To help reconcile emerging scientific and historic research with the faith, Pope Leo XIII created the Pontifical Biblical Commission in 1903. Among its holdings was the 1909 conclusion that there was only one couple at the beginning of the human race.
While fully supporting, the Church took a firm stance against modernism. In 1907, St. Pius X condemned modernism in his encyclical Pascendi
Dominici Gregis. The Holy Office followed up with further instructions in its 1909 Lamentabili Sane Exitu. In 1910, St. Pius X instructed all clergy and theologians to take the oath against modernism.
In response to calls for liturgical reform, the Church began making certain modifications and preparing for more.
As the twentieth century dawned, there was a great deal of interest in a liturgical renewal that would get the people more involved.
Dom Lambert Beauduin (1873-1960) of the Benedictine monastery in Mont Cesar in Belgium, emphasized the active participation of the faithful at Mass, especially in his 1914 book Liturgy in the Life of the Church.
Dom Odo Casel (1886-1948), abbot of the Benedictine monastery at Maria Laach in Germany, emphasized the fact that the Mass is a timeless mystery that brings about a current transformation. The people thus must respect the unity and mystery of the Mass, but also actively make it their own.

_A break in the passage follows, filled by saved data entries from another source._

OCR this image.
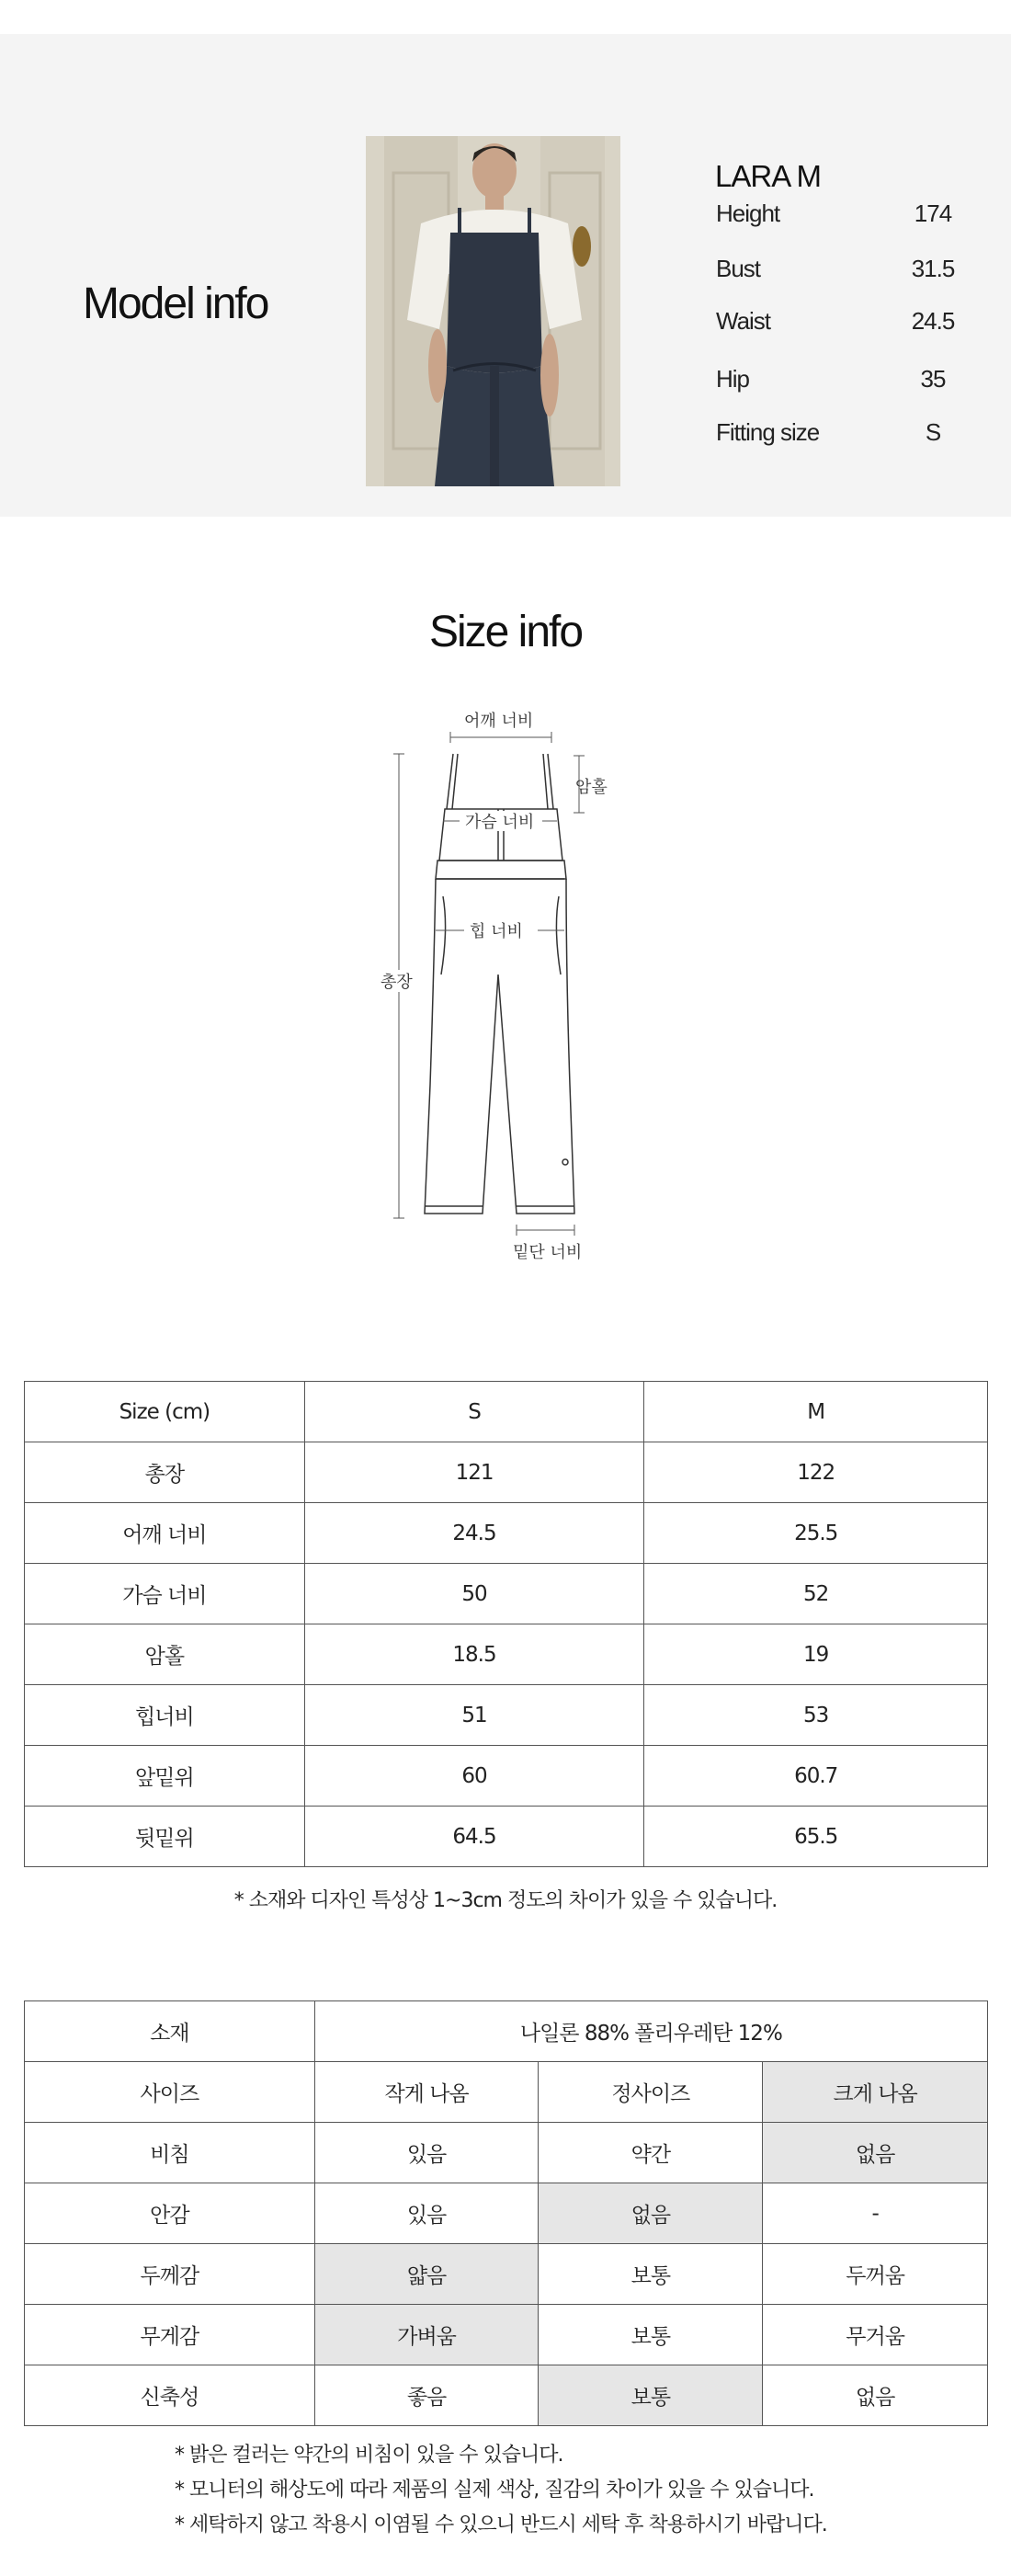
Model info
LARA M
Height	174
Bust	31.5
Waist	24.5
Hip	35
Fitting size	S
Size info
어깨 너비
암홀
가슴 너비
힙 너비
총장
밑단 너비
Size (cm)	S	M
총장	121	122
어깨 너비	24.5	25.5
가슴 너비	50	52
암홀	18.5	19
힙너비	51	53
앞밑위	60	60.7
뒷밑위	64.5	65.5
* 소재와 디자인 특성상 1~3cm 정도의 차이가 있을 수 있습니다.
소재	나일론 88% 폴리우레탄 12%		
사이즈	작게 나옴	정사이즈	크게 나옴
비침	있음	약간	없음
안감	있음	없음	-
두께감	얇음	보통	두꺼움
무게감	가벼움	보통	무거움
신축성	좋음	보통	없음
* 밝은 컬러는 약간의 비침이 있을 수 있습니다.
* 모니터의 해상도에 따라 제품의 실제 색상, 질감의 차이가 있을 수 있습니다.
* 세탁하지 않고 착용시 이염될 수 있으니 반드시 세탁 후 착용하시기 바랍니다.
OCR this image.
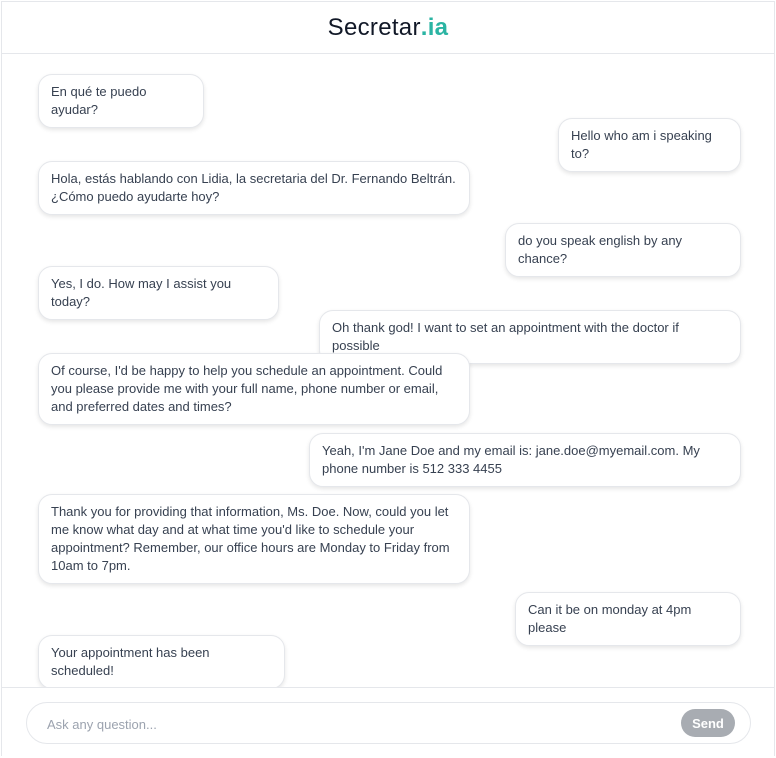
Secretar.ia
En qué te puedo ayudar?
Hello who am i speaking to?
Hola, estás hablando con Lidia, la secretaria del Dr. Fernando Beltrán. ¿Cómo puedo ayudarte hoy?
do you speak english by any chance?
Yes, I do. How may I assist you today?
Oh thank god! I want to set an appointment with the doctor if possible
Of course, I'd be happy to help you schedule an appointment. Could you please provide me with your full name, phone number or email, and preferred dates and times?
Yeah, I'm Jane Doe and my email is: jane.doe@myemail.com. My phone number is 512 333 4455
Thank you for providing that information, Ms. Doe. Now, could you let me know what day and at what time you'd like to schedule your appointment? Remember, our office hours are Monday to Friday from 10am to 7pm.
Can it be on monday at 4pm please
Your appointment has been scheduled!
Ask any question...
Send
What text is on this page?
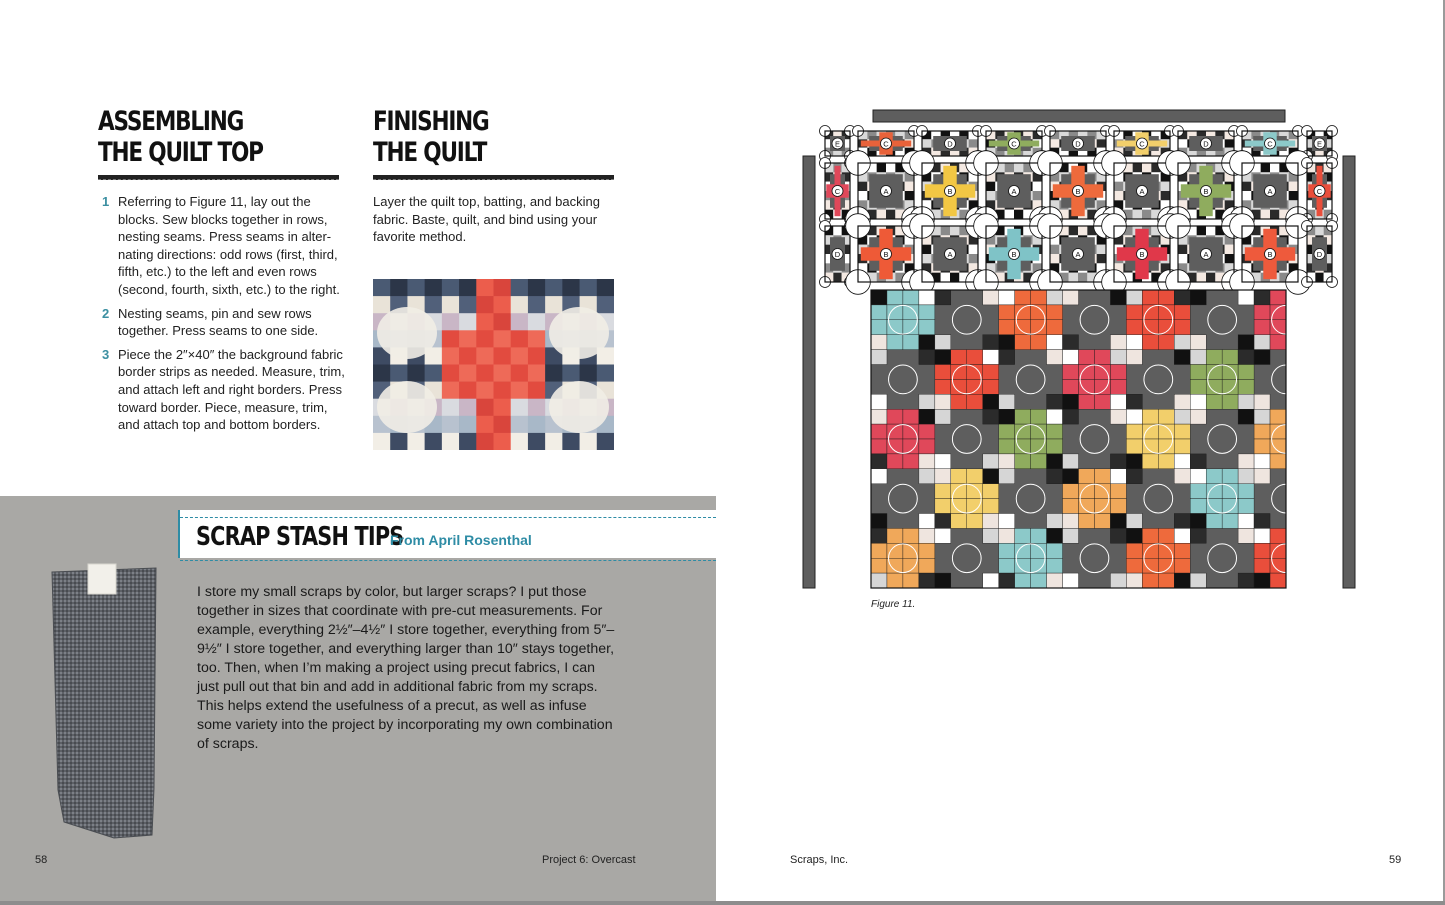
ASSEMBLING
THE QUILT TOP
1 Referring to Figure 11, lay out the blocks. Sew blocks together in rows, nesting seams. Press seams in alter-nating directions: odd rows (first, third, fifth, etc.) to the left and even rows (second, fourth, sixth, etc.) to the right.
2 Nesting seams, pin and sew rows together. Press seams to one side.
3 Piece the 2″×40″ the background fabric border strips as needed. Measure, trim, and attach left and right borders. Press toward border. Piece, measure, trim, and attach top and bottom borders.
FINISHING
THE QUILT
Layer the quilt top, batting, and backing fabric. Baste, quilt, and bind using your favorite method.
SCRAP STASH TIPS
From April Rosenthal
I store my small scraps by color, but larger scraps? I put those together in sizes that coordinate with pre-cut measurements. For example, everything 2½″–4½″ I store together, everything from 5″–9½″ I store together, and everything larger than 10″ stays together, too. Then, when I’m making a project using precut fabrics, I can just pull out that bin and add in additional fabric from my scraps. This helps extend the usefulness of a precut, as well as infuse some variety into the project by incorporating my own combination of scraps.
58	Project 6: Overcast	Scraps, Inc.	59
E	C	D	C	D	C	D	C	E
C	A	B	A	B	A	B	A	C
D	B	A	B	A	B	A	B	D
Figure 11.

In 1918, Fr. Romano Guardini (1885-1968) , a priest of the diocese of Mainz, Germany wrote The Spirit of the Liturgy, in which he emphasized the delightfulness of liturgy, emphasizing that, like all of the most joyful things, it is not meant to be “practical,” but rather enriching of the spirit.
Responding to these calls, Pope St. Pius X encouraged more participation in the liturgy. In 1903, Pope St. Pius X issued the moto proprio Tre Le Sollecitudini, he focused on Church music and encouraged the active participation of the faithful, especially in that context. In 1905, he encouraged frequent communion in the decree Sacra Tridentina Synodus. And in 1910, he published Quam Singulari, which lowered the age of First Communion to 7. In that year he also allowed the “dialogue Mass,” which involved more participation by the faithful.